L’orsqu’en 1886, le Conseil municipal de Paris prend l’initiative de créer une Bourse du travail, ce n’est pas sans arrière-pensées.
La municipalité met à la disposition des chambres syndicales des bureaux, des salles de réunion et une documentation.
L’exemple de Paris fait rapidement école à Marseille (1885), Nîmes, Bourges (1887), Saint-Étienne, Toulouse (1888), Elbeuf (1889), Agen, Montpellier (1891), Lyon, Bordeaux... En 1892, on recense 14 Bourses, 40 en 1895, 74 en 1901 et 157 en 1908. Les autorités municipales espèrent ainsi placer sous contrôle, au moins partiellement, le mouvement syndical en plein essor.

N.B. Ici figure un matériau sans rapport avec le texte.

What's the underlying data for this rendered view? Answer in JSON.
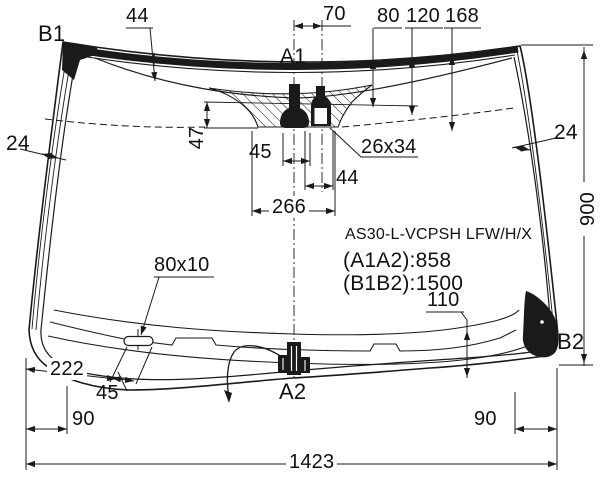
{
  "diagram": {
    "glass_type": "AS30-L-VCPSH LFW/H/X",
    "diagonal_a": "(A1A2):858",
    "diagonal_b": "(B1B2):1500",
    "points": {
      "a1": "A1",
      "a2": "A2",
      "b1": "B1",
      "b2": "B2"
    },
    "dimensions": {
      "top_band_width": "44",
      "mount_spacing": "70",
      "depth_80": "80",
      "depth_120": "120",
      "depth_168": "168",
      "edge_band_left": "24",
      "edge_band_right": "24",
      "shade_band_height": "47",
      "mount_width": "45",
      "bracket_size": "26x34",
      "bracket_width": "44",
      "shade_band_width": "266",
      "slot_size": "80x10",
      "bottom_band_height": "110",
      "glass_height": "900",
      "corner_width": "222",
      "slot_offset": "45",
      "margin_left": "90",
      "margin_right": "90",
      "overall_width": "1423"
    },
    "colors": {
      "line": "#1a1a1a",
      "background": "#ffffff"
    }
  }
}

Mais les syndicalistes ne tombèrent pas dans le piège. Bien au contraire. Les Bourses du travail deviennent les bastions des représentants ouvriers soucieux de l’indépendance syndicale par rapport à l’État, mais aussi par rapport aux partis.
Contrairement aux guesdistes qui prônent, du moins dans un premier temps, la grève générale pour renverser le régime en place, les Bourses du travail se veulent les héritières des Sociétés de Résistance : c’est aux syndicats de décider des grèves mais les Bourses du travail doivent assurer la solidarité effective entre les ouvriers. Elles sont le foyer de la vie syndicale et le levier de l’action pour défendre les salariés face aux employeurs et au gouvernement.

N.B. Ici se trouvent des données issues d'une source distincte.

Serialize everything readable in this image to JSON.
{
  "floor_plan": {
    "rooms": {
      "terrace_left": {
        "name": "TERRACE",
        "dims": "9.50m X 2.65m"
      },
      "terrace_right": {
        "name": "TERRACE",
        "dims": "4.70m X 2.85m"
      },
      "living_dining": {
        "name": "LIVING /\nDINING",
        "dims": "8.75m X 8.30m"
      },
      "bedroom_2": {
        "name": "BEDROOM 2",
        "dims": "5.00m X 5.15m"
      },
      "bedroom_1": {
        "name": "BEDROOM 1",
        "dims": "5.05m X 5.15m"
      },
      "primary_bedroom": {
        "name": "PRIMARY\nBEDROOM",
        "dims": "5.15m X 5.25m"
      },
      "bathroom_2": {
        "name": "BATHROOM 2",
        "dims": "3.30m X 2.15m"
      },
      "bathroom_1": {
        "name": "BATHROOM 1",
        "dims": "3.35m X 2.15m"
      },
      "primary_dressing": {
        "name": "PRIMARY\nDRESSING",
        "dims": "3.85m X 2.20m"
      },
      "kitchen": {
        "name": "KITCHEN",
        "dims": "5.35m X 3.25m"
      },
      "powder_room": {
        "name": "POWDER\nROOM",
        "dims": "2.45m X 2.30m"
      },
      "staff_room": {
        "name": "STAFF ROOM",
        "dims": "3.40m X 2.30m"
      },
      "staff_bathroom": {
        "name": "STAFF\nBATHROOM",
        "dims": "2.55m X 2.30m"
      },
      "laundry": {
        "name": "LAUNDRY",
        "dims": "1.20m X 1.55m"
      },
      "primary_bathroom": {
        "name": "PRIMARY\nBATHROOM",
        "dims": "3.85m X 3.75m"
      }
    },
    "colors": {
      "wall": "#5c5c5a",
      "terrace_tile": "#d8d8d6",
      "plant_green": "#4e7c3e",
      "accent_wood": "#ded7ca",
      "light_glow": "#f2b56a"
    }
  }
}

Réunis en Congrès à Saint-Étienne, le 7 février 1892, les syndicalistes créent la Fédération des Bourses du travail.
Le Congrès déclare : « Les Bourses du travail doivent être absolument indépendantes pour rendre les services qu’on en attend. Les travailleurs doivent repousser d’une façon absolue l’ingérence des pouvoirs administratifs et gouvernementaux dans le fonctionnement des Bourses, ingérence qui s’est manifestée par la déclaration d’utilité publique qui n’a été proposée par le gouvernement que pour nuire à leur développement. le Congrès invite les travailleurs à faire les plus énergiques efforts pour garantir l’entière indépendance des Bourses du travail. »
Un "Service de la Mutualité"aide au"placement"des syndiqués et assure un"secours"aux victimes d’accidents du travail et aux chômeurs.

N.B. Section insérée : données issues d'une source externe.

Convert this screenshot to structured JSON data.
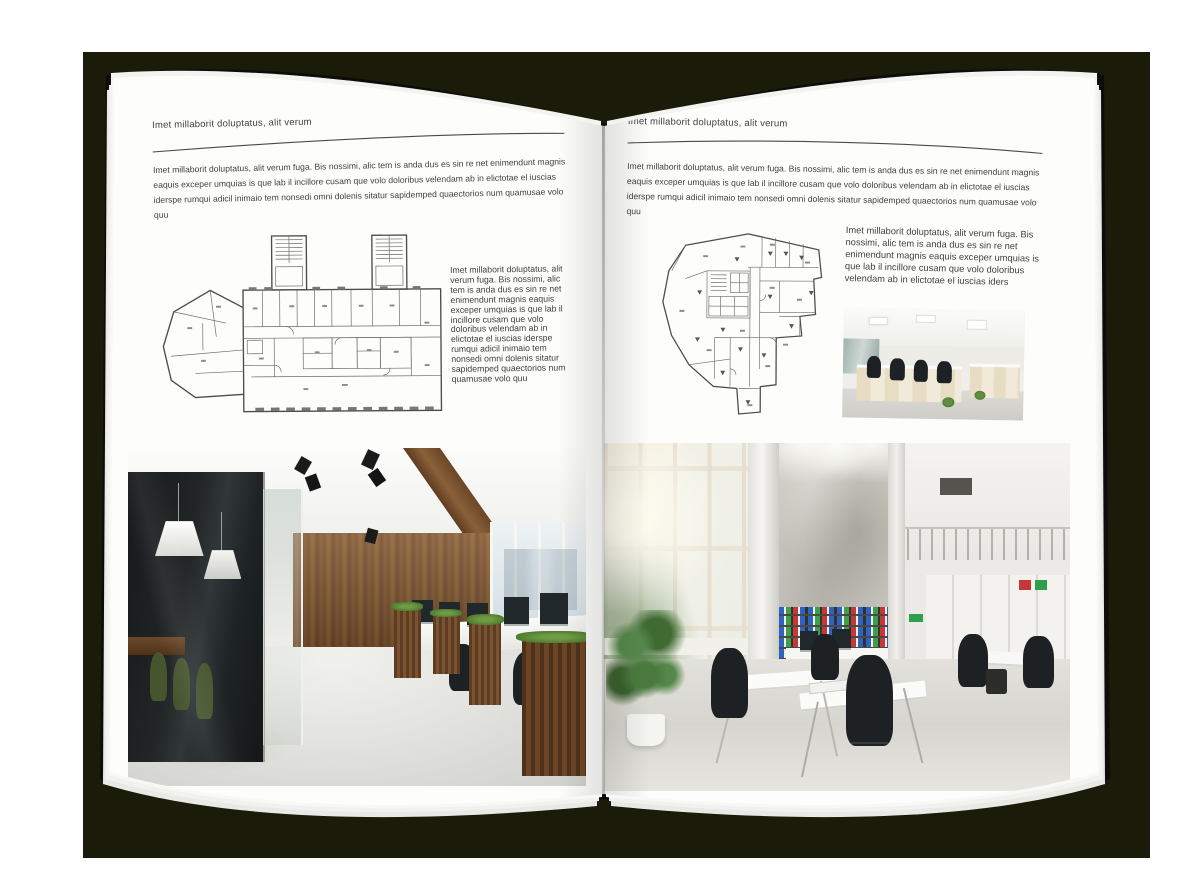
{
  "palette": {
    "backdrop": "#1a1c09",
    "page": "#fdfdfc",
    "cover": "#0c0c0a",
    "body_text": "#3f3f3f",
    "rule": "#4a4a4a",
    "binder_blue": "#2e63c4",
    "binder_green": "#3da049",
    "binder_red": "#c63838"
  },
  "left_page": {
    "header": "Imet millaborit doluptatus, alit verum",
    "intro": "Imet millaborit doluptatus, alit verum fuga. Bis nossimi, alic tem is anda dus es sin re net enimendunt magnis eaquis exceper umquias is que lab il incillore cusam que volo doloribus velendam ab in elictotae el iuscias iderspe rumqui adicil inimaio tem nonsedi omni dolenis sitatur sapidemped quaectorios num quamusae volo quu",
    "side_text": "Imet millaborit doluptatus, alit verum fuga. Bis nossimi, alic tem is anda dus es sin re net enimendunt magnis eaquis exceper umquias is que lab il incillore cusam que volo doloribus velendam ab in elictotae el iuscias iderspe rumqui adicil inimaio tem nonsedi omni dolenis sitatur sapidemped quaectorios num quamusae volo quu"
  },
  "right_page": {
    "header": "Imet millaborit doluptatus, alit verum",
    "intro": "Imet millaborit doluptatus, alit verum fuga. Bis nossimi, alic tem is anda dus es sin re net enimendunt magnis eaquis exceper umquias is que lab il incillore cusam que volo doloribus velendam ab in elictotae el iuscias iderspe rumqui adicil inimaio tem nonsedi omni dolenis sitatur sapidemped quaectorios num quamusae volo quu",
    "side_text": "Imet millaborit doluptatus, alit verum fuga. Bis nossimi, alic tem is anda dus es sin re net enimendunt magnis eaquis exceper umquias is que lab il incillore cusam que volo doloribus velendam ab in elictotae el iuscias iders"
  }
}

Grâce à l’appui des Bourses, les syndicats se multiplient, des bibliothèques sont créées et un enseignement général aussi bien que professionnel est dispensé aux ouvriers.
Malgré ce regroupement en fédération, la structure nationale reste néanmoins assez fragile. Le comité fédéral comprend un délégué par Bourse adhérente. Il désigne un Bureau national de quatre membres. Mais la solidarité s’exprime encore avant tout au niveau local. Les entreprises industrielles ont, elles aussi, rarement une taille nationale et les ouvriers ont rarement l’occasion de voyager. L’impulsion est pourtant donnée : elle aboutira, trois ans après le Congrès de Saint-Étienne, à la création de la première centrale syndicale, la Confédération Générale du Travail.